Americans consistently rank child survival in poor countries as a top priority of U.S. foreign policy. Yet U.S. foreign assistance for child survival and maternal health remained stagnant between 1997 and 2003, while the numbers of children under 5 and the numbers of young women in their reproductive years increased.

The unprecedented U.S. response to the December 26 tsunami in South Asia illustrates the power of what individuals, groups and communities can do to change the lives of children and their families. Several efforts are underway to make use of this power to prevent millions of needless child deaths worldwide.

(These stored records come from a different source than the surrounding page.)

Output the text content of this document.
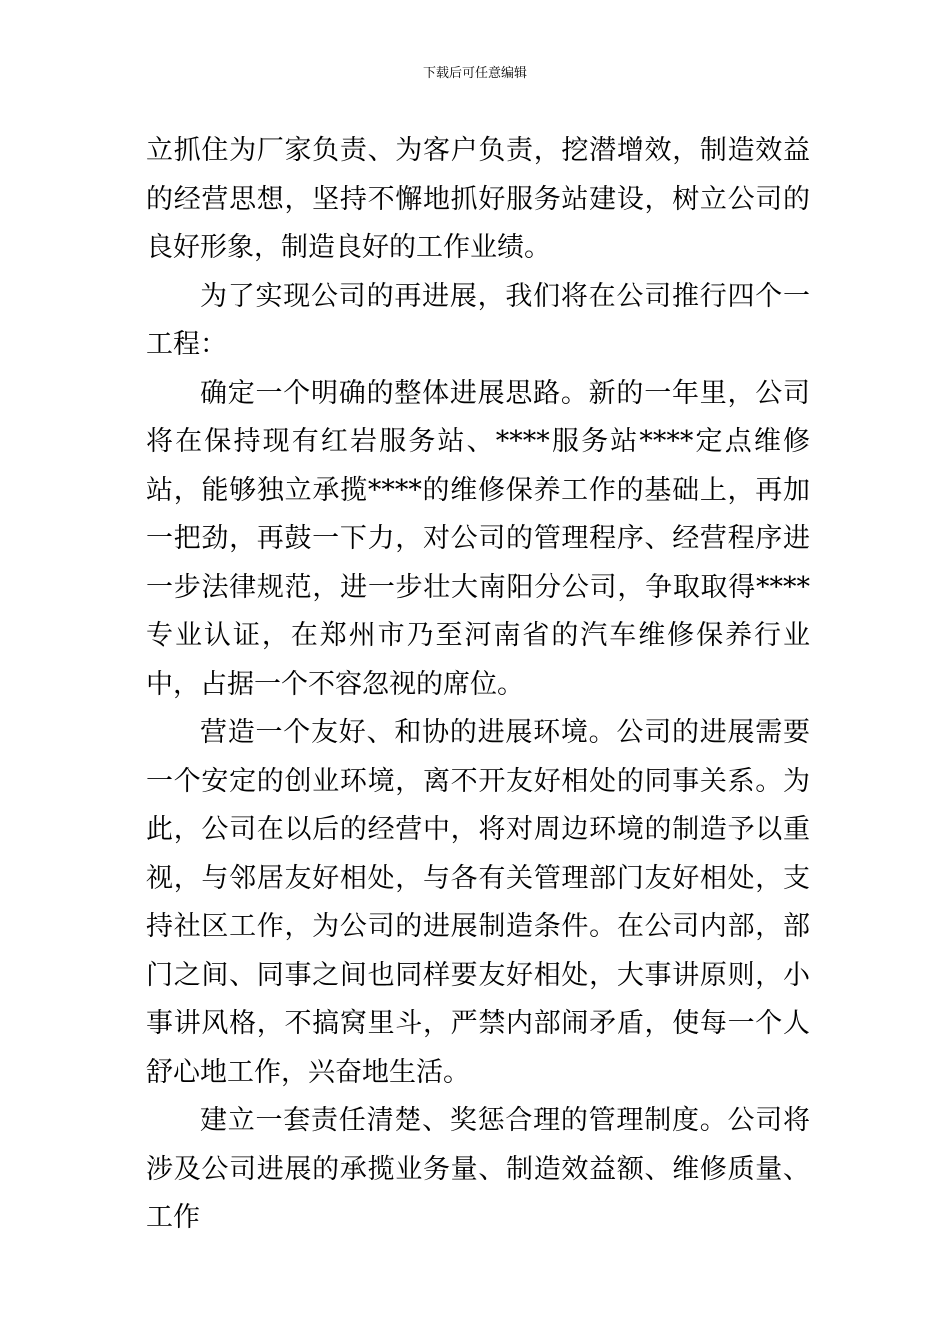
下载后可任意编辑

立抓住为厂家负责、为客户负责，挖潜增效，制造效益的经营思想，坚持不懈地抓好服务站建设，树立公司的良好形象，制造良好的工作业绩。

为了实现公司的再进展，我们将在公司推行四个一工程：

确定一个明确的整体进展思路。新的一年里，公司将在保持现有红岩服务站、****服务站****定点维修站，能够独立承揽****的维修保养工作的基础上，再加一把劲，再鼓一下力，对公司的管理程序、经营程序进一步法律规范，进一步壮大南阳分公司，争取取得****专业认证，在郑州市乃至河南省的汽车维修保养行业中，占据一个不容忽视的席位。

营造一个友好、和协的进展环境。公司的进展需要一个安定的创业环境，离不开友好相处的同事关系。为此，公司在以后的经营中，将对周边环境的制造予以重视，与邻居友好相处，与各有关管理部门友好相处，支持社区工作，为公司的进展制造条件。在公司内部，部门之间、同事之间也同样要友好相处，大事讲原则，小事讲风格，不搞窝里斗，严禁内部闹矛盾，使每一个人舒心地工作，兴奋地生活。

建立一套责任清楚、奖惩合理的管理制度。公司将涉及公司进展的承揽业务量、制造效益额、维修质量、工作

  • The multimedia project on global health Rx for Survival - A Global Health Challenge announced today by WGBH Boston and Vulcan Productions, in partnership with PBS, TIME magazine, and The Penguin Press, will bring pressing global health issues into the homes of millions of Americans. But even these media partners realize that increasing U.S. public awareness on global health issues alone won’t save young lives unless you marry awareness with action. In an effort to mobilize a potential audience of 100 million Americans through the combined media partnership and offer viewers and readers actions they can take in their own homes and communities, an outreach campaign on child survival – Rx for Child Survival - will be launched in June. Save the Children is a key partner in this outreach campaign.

  • The U.S. Coalition for Child Survival www.child-survival.org is a collaboration of 180 organizations and individuals united to strengthen U.S. and global commitment to improve the health and survival of children in developing countries. David Oot, Save the Children’s Director of Health, chairs the coalition, which advocates for increased U.S. government, private and multi-lateral funding for child and maternal health and survival.
  • Save the Children has joined with other humanitarian organizations in the ONE campaign www.onecampaign.org to mobilize Americans to call on their leaders to make the changes necessary to provide hope and opportunity for the world's poorest children and guarantee their very survival. Americans are asked to show their support by signing the ONE Declaration.

This World Health Day, we are reminded that the solutions to saving children’s lives exist and are within reach, and we have the power – globally, nationally, locally – to help these children survive. So, what are we waiting for?